Le verre casse comme du métal, mais à l'échelle nanométrique

S. Prades, C. Guillot et E. Bouchaud
CEA-Saclay/DSM/DRECAM/SPCSI

 

Le verre est l'archétype des matériaux "fragiles", qui cassent sans se déformer au préalable. Une fois rompu, un échantillon de verre, observé au microscope optique, présente des surfaces de rupture très plates. Cependant à l'échelle atomique (observation par Microscopie à Force Atomique : AFM), elles révèlent une rugosité remarquablement semblable à celle des surfaces de rupture d'alliages métalliques. La seule différence (de taille!) concerne les échelles de longueur caractéristiques, environ mille fois plus petites dans le cas des verres. Cette similitude inattendue pourrait-elle s'expliquer par le fait que les modes de rupture de ces deux catégories de matériaux radicalement différents soient similaires, bien qu'intervenant à des échelles très différentes ?
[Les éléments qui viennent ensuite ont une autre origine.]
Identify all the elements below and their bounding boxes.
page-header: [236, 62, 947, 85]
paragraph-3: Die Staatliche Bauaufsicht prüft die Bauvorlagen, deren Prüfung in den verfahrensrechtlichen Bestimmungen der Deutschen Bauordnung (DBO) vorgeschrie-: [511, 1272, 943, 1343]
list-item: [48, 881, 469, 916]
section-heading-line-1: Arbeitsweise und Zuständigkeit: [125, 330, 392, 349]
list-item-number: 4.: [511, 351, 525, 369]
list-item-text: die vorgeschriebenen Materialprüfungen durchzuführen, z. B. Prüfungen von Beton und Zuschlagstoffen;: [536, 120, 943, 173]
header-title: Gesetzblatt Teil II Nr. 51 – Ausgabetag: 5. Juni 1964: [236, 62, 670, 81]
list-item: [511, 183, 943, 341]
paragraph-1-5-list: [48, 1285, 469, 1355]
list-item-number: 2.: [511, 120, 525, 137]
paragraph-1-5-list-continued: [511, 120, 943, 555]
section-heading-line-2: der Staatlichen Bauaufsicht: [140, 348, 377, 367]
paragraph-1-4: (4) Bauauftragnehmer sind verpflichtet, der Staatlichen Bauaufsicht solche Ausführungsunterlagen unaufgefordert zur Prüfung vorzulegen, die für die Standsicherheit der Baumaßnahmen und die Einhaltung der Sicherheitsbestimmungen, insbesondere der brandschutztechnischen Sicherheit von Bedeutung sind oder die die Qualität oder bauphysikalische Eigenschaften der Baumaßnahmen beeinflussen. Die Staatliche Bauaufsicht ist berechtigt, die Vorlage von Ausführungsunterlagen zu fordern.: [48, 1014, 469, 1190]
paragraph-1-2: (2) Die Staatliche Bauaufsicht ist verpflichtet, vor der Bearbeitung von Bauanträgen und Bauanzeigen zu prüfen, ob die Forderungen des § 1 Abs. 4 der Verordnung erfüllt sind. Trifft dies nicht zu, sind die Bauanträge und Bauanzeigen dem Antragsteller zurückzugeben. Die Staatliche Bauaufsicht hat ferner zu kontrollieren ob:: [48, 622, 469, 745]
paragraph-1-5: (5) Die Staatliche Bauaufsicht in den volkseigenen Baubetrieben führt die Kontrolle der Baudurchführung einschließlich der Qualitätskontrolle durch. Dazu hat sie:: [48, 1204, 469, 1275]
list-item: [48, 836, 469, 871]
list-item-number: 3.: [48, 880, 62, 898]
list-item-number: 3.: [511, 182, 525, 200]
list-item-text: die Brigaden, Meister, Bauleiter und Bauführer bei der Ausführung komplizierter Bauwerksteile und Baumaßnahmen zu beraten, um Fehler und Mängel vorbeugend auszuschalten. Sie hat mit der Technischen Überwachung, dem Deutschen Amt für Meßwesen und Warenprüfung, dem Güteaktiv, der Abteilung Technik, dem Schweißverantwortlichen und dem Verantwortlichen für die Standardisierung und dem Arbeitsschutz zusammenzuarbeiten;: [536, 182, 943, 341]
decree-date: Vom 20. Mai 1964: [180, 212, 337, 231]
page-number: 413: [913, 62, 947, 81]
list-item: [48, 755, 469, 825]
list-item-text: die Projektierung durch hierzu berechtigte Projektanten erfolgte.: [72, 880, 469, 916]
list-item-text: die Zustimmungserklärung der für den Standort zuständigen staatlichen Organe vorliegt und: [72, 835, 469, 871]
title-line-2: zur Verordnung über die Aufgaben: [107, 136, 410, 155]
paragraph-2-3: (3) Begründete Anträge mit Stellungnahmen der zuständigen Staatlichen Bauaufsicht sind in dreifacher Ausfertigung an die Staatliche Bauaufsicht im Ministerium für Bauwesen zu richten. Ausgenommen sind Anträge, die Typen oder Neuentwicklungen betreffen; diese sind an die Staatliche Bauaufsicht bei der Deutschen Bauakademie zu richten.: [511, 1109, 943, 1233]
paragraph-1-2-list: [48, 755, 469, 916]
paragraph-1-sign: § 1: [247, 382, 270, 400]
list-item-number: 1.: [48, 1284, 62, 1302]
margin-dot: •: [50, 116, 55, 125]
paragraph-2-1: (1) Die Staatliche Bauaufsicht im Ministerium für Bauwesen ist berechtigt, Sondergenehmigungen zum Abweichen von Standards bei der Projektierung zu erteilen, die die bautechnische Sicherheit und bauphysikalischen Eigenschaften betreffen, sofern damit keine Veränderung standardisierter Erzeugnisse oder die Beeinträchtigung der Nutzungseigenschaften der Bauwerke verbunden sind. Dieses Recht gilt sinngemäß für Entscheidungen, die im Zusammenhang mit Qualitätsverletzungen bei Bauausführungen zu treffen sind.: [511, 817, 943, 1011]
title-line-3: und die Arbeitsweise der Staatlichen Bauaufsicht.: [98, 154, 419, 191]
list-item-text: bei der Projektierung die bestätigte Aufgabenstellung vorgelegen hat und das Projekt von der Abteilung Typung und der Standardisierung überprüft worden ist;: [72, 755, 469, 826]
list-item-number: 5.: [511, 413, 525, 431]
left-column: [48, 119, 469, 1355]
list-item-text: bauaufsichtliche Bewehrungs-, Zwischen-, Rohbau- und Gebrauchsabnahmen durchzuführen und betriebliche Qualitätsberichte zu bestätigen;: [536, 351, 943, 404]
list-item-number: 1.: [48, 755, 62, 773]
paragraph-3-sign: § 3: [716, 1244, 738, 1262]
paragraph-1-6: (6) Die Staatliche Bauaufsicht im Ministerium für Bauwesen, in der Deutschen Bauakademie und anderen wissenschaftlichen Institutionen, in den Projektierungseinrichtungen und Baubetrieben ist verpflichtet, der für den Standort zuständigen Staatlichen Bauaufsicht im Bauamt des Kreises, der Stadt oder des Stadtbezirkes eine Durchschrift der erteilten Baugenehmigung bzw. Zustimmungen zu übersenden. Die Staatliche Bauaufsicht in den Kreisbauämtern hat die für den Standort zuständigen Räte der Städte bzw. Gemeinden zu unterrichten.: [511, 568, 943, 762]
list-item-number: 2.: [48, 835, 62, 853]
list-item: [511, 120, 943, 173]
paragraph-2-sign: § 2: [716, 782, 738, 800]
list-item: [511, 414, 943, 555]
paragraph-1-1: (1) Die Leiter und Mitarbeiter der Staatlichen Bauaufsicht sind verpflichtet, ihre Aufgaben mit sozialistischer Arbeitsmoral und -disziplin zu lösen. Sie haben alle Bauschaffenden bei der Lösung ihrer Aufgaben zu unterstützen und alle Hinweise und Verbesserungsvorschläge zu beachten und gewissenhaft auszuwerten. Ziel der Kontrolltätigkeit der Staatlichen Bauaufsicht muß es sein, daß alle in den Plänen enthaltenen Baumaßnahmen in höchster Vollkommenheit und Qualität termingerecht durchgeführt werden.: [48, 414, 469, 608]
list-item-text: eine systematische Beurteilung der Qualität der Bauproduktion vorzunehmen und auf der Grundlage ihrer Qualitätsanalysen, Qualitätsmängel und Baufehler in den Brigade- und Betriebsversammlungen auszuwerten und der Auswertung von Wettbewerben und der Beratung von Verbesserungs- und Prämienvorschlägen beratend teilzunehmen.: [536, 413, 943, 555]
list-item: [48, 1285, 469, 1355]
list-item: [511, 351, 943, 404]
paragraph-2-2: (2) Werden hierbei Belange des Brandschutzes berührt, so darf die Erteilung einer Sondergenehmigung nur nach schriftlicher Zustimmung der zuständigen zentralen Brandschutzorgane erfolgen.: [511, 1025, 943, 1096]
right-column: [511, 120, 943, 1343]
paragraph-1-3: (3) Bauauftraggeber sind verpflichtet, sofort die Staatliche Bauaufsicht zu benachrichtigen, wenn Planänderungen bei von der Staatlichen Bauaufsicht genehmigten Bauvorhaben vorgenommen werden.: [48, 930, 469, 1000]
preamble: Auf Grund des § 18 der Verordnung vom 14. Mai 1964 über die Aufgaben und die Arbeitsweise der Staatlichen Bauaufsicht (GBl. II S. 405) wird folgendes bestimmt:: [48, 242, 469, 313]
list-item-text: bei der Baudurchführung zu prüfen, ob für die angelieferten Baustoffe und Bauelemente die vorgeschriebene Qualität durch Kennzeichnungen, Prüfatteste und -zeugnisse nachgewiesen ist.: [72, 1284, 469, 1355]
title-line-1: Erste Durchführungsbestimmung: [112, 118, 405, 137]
Les résultats récents acquis dans le cadre de la collaboration entre deux équipes du Laboratoire des Verres (CNRS - Université Montpellier 2) et du Service de Physique et Chimie des Surfaces et Interfaces (CEA - Saclay) montrent pour la première fois que le verre est en effet "nano-ductile" : il ne se brise pas par simple rupture de liaisons atomiques successives au voisinage de la pointe de fissure, mais en provoquant, dans une région d'environ 100 nanomètres à l'aval de la pointe de fissure, des cavités d'endommagement qui, sous l'action de la contrainte, croissent et finissent par coalescer pour provoquer la rupture.

Film de la propagation d'une fissure dans un verre alumino-silicate vue à l'AFM : on observe (en vert) la formation des cavités (émergeant en surface de l'échantillon) et leur coalescence pour former la fissure :

En rompant un échantillon de verre (alumino-silicate) sous la pointe d'un AFM, on observe que la fissure se propage en corrosion sous contrainte : l'action corrosive de l'eau, présente dans l'atmosphère, assiste l'effet de la contrainte extérieure qui, trop modérée, ne pourrait pas provoquer la rupture sous vide. La vitesse moyenne de propagation très faible (typiquement 10-12 à 10-9 m/s) permettant l'observation en temps réel. On voit, au-devant de la pointe de la fissure, une série de dépressions (Fig. a), qui croissent (Fig. b), jusqu'à provoquer la rupture finale (Fig. c). On peut montrer que ces dépressions sont effectivement des cavités d'endommagement émergeant en surface, communément observées dans les matériaux métalliques à des échelles beaucoup plus élevées (1-100 µm). Cette "nano-ductilité" explique aussi les écarts à l'élasticité linéaire observés justement dans la zone endommagée, au voisinage de la pointe de fissure.

Séquence d'observations AFM (fenêtre d'observation 75x75 nm2) séparées de 30 minutes (3 minutes/image) montrant (en vert) des cavités d'endommagement (a), qui croissent (b) pour conduire à la rupture finale (c).

Comprendre l'influence de la composition d'un verre sur la structure de l'endommagement devrait permettre d'établir, à terme, un lien quantitatif entre celle-ci et les propriétés mécaniques, et d'imaginer ainsi des compositions de verres adaptées, ayant par exemple une ténacité ou un temps de vie optimal.